FTD: Agfa lässt sich mit Aufspaltung Zeit
06.02.2008 - 22:39 Der belgische Bildtechnikkonzern Agfa-Gevaert hatte seine Selbstzerschlagung in drei Teile für Mitte 2008 vorgesehen. Jetzt hält das Unternehmen es für möglich, die Aufteilung noch einmal zu verschieben.
Vorrangig sei erst einmal, die Gewinnlage zu verbessern, sagte der neue Vorstandschef Jo Cornu. Auch sei das Börsenklima momentan schwach. Die Aufspaltung dürfte zudem anders ablaufen als vorgesehen - nach bisherigem Plan sollte Agfa-Gevaert gleichzeitig in drei börsennotierte Gesellschaften zerfallen.

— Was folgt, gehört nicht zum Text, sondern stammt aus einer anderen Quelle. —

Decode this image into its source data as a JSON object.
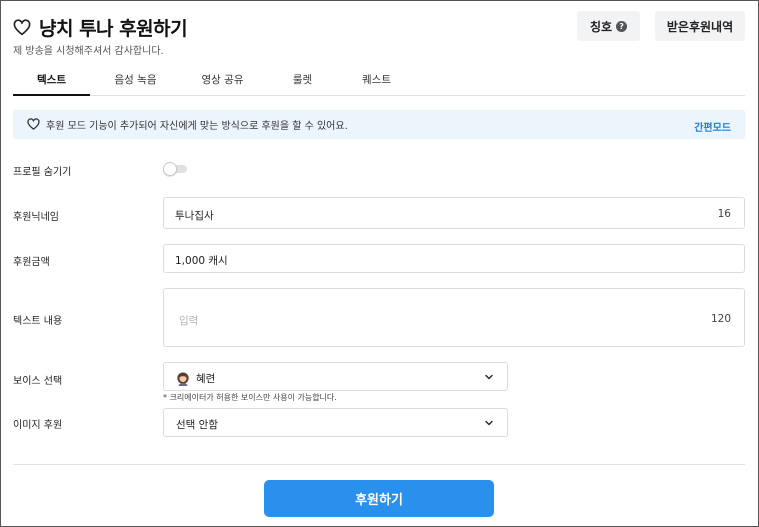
{
  "header": {
    "title": "냥치 투나 후원하기",
    "subtitle": "제 방송을 시청해주셔서 감사합니다.",
    "title_button": "칭호",
    "title_help": "?",
    "history_button": "받은후원내역"
  },
  "tabs": [
    {
      "label": "텍스트",
      "active": true
    },
    {
      "label": "음성 녹음",
      "active": false
    },
    {
      "label": "영상 공유",
      "active": false
    },
    {
      "label": "룰렛",
      "active": false
    },
    {
      "label": "퀘스트",
      "active": false
    }
  ],
  "notice": {
    "text": "후원 모드 기능이 추가되어 자신에게 맞는 방식으로 후원을 할 수 있어요.",
    "link": "간편모드"
  },
  "form": {
    "hide_profile": {
      "label": "프로필 숨기기",
      "enabled": false
    },
    "nickname": {
      "label": "후원닉네임",
      "value": "투나집사",
      "count": "16"
    },
    "amount": {
      "label": "후원금액",
      "value": "1,000 캐시"
    },
    "message": {
      "label": "텍스트 내용",
      "placeholder": "입력",
      "count": "120"
    },
    "voice": {
      "label": "보이스 선택",
      "selected": "혜련",
      "hint": "* 크리에이터가 허용한 보이스만 사용이 가능합니다."
    },
    "image": {
      "label": "이미지 후원",
      "selected": "선택 안함"
    }
  },
  "submit_label": "후원하기",
  "colors": {
    "accent": "#2a90ee",
    "notice_bg": "#ecf4fc",
    "link": "#1e7fe0"
  },
  "icons": [
    "heart-icon",
    "help-icon",
    "chevron-down-icon",
    "voice-avatar-icon"
  ]
}
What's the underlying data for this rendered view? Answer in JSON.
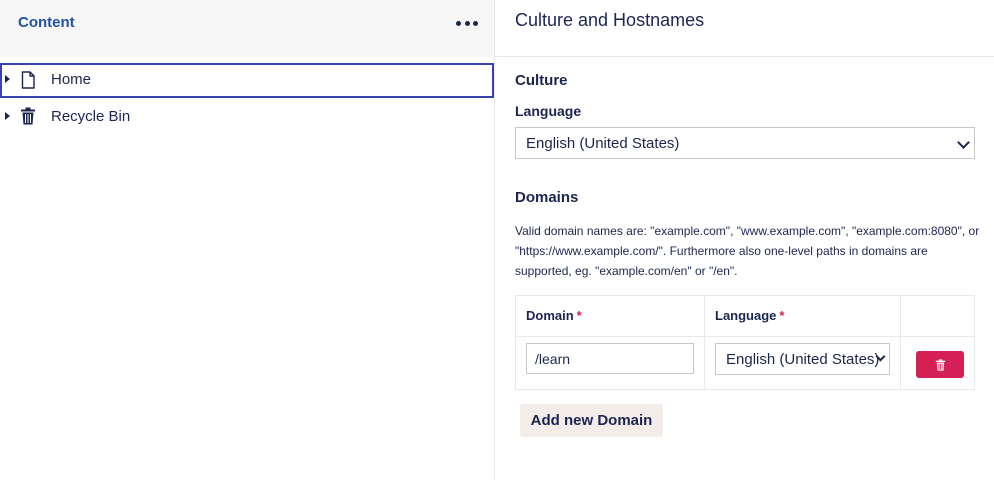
{
  "tree": {
    "title": "Content",
    "menu_icon": "more-dots-icon",
    "items": [
      {
        "label": "Home",
        "icon": "document-icon",
        "selected": true
      },
      {
        "label": "Recycle Bin",
        "icon": "trash-icon",
        "selected": false
      }
    ]
  },
  "main": {
    "title": "Culture and Hostnames",
    "culture": {
      "title": "Culture",
      "language_label": "Language",
      "language_value": "English (United States)"
    },
    "domains": {
      "title": "Domains",
      "help": "Valid domain names are: \"example.com\", \"www.example.com\", \"example.com:8080\", or \"https://www.example.com/\". Furthermore also one-level paths in domains are supported, eg. \"example.com/en\" or \"/en\".",
      "columns": {
        "domain": "Domain",
        "language": "Language",
        "required_mark": "*"
      },
      "rows": [
        {
          "domain": "/learn",
          "language": "English (United States)"
        }
      ],
      "add_label": "Add new Domain"
    }
  },
  "colors": {
    "accent": "#2152a3",
    "text": "#1b264f",
    "danger": "#d42054",
    "selection_border": "#3544b1",
    "secondary_button": "#f3ece8"
  }
}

Cornu stellt damit wichtige Details des Zerschlagungsprozesses infrage. Agfa-Gevaert betreibt drei Sparten: Die Grafik- und Drucksparte (Graphics) stellt Tintenstrahldrucker für die Industrie, Plattenbelichter, Software für Zeitungsverlage und andere Druckereiprodukte her. Zur Medizintechnik (Healthcare) gehören Röntgentische und -filme, Bildverarbeitungsgeräte und Medizinsoftware. Die dritte Sparte (Specialty Products) beliefert die Spielfilmbranche mit Filmmaterial und Banknotenhersteller mit Software. Das Geschäft mit normalen Fotofilmen, für das der Name Agfa weltweit bekannt wurde, gehört nicht mehr zum Konzern: Die Belgier verkauften die Agfa Photo GmbH 2004 an Investoren. Kurz darauf ging diese Gesellschaft mit Sitz in Leverkusen in die Insolvenz.
Agfa-Gevaert kündigte vor knapp einem Jahr an, seine drei Sparten noch 2007 an die Börse zu bringen. Im Sommer wurde das auf 2008 verschoben. Schon damals nannte der Vorstand als Grund, er müsse erst das schwächelnde operative Geschäft verbessern. Dazu kam in der Zwischenzeit beachtliches Hin und Her im Management: Der erfolglose Chef Marc Olivié trat im Juni ab, interimistisch übernahm Aufsichtsratschef und Ex-Vorstandschef Ludo Verhoeven die Führung. Er gab das Amt im Dezember an Cornu ab. Zu Jahresbeginn wurde auch noch der Healthcare-Chef ausgewechselt.
Auch das neue Zeitziel 2008 erreicht Agfa-Gevaert nun möglicherweise nicht. "Das kann man nicht mit Sicherheit sagen", sagte Cornu bei einem Besuch des Produktionsstandorts Wiesbaden. "Wie lange der Prozess dauert, ist unmöglich vorherzusehen." Das Ziel 2008 bestehe zwar weiterhin. Aber: "Wir konzentrieren uns im Moment darauf, das operative Ergebnis zu verbessern."
Die konjunkturelle Unsicherheit sowie die Bankenkrise haben die internationalen Aktienmärkte unter Druck gebracht. Damit sinken die Chancen auf hohe Erlöse bei einem Börsengang. Zudem geben Banken seit einiger Zeit weniger großzügig Kredite. Vor allem Finanzinvestoren geben daher nicht mehr so forsch Übernahmegebote für Firmen oder Firmensparten ab.
Cornu sieht den Direktverkauf einer oder mehrerer Sparten als ernste Alternative zum Börsengang. Der "Big Bang" - also der große Knall, die Dreieraufspaltung auf einen Schlag - sei nicht einmal das absehbare Szenario: "Es ist fast unwahrscheinlich, dass es völlig geschieht wie damals vorgesehen." Agfa Gevaert begründet die Aufspaltung damit, dass die Einzelteile für Investoren in Summe wertvoller seien als das jetzige Konglomerat. Das Unternehmen führt derzeit noch einen Rechtsstreit mit dem Käufer von Agfa Photo, dem Investor Hartmut Emans. Der macht Fehlinformationen bei der Veräußerung geltend. Cornu wies das zurück und sprach von "Wahnvorstellungen" von Emans. Der habe das Unternehmen bestens gekannt.